# Solved: Playing musicmatch licensed songs in windows media player 11?



## mpompu (Apr 18, 2007)

I just downloaded windows media player 11 today. My computer uses Windows XP professional.
When I try to play songs that I got through musicmatch (now yahoo! music jukebox) it says:
license acquisition failed! unspecified error!

i can play the songs fine in the Yahoo! music jukebox player.

I could play them o.k. in the old WMP because musicmatch was one of the online stores. musicmatch is no longer one of the online stores in the new WMP 11.

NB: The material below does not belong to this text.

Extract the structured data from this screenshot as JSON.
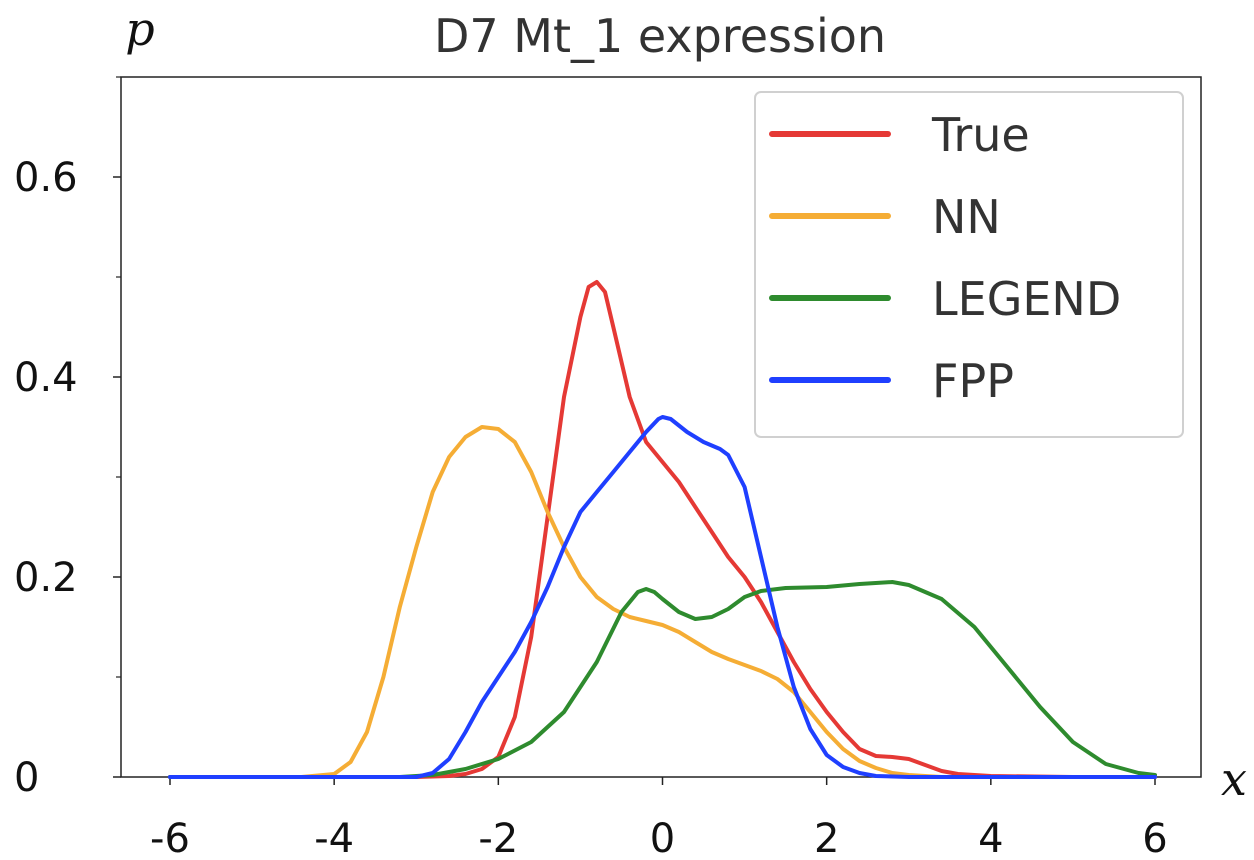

Any suggestions on how to play the musicmatch songs in WMP 11? I like to use WMP 11 to listen to songs and sync them to my iRiver.

Thanks,
Mike


----------



## ~Candy~ (Jan 27, 2001)

Hi and welcome. I would go back and edit my post if I were you....posting your email will only increase your spam.


----------



## mpompu (Apr 18, 2007)

AHA! I fixed it!
When I had my old windows media player (WMP 10) I had installed "musicmatch for windows media player" I saw that when I did control panel -> add/remove programs.

So today I 

1) went to control panel->add/remove programs
2) DELETED "musicmatch for windows media player" (with change/remove)
3) NOW I CAN play the musicmatch content I purchased in WMP 11

So a BKM (best knownmethod) is that if you are upgrading to the new WMP 11 and cannot play songs you bought in musicmatch/yahoo! music jukebox you may need to delete "musicmatch for windows media player" if you have that installed. Nothing else fixes it.

Thanks,
Mike


----------



## ~Candy~ (Jan 27, 2001)

Thanks for the follow up. You can mark the thread solved using the THREAD TOOLS drop down menu


----------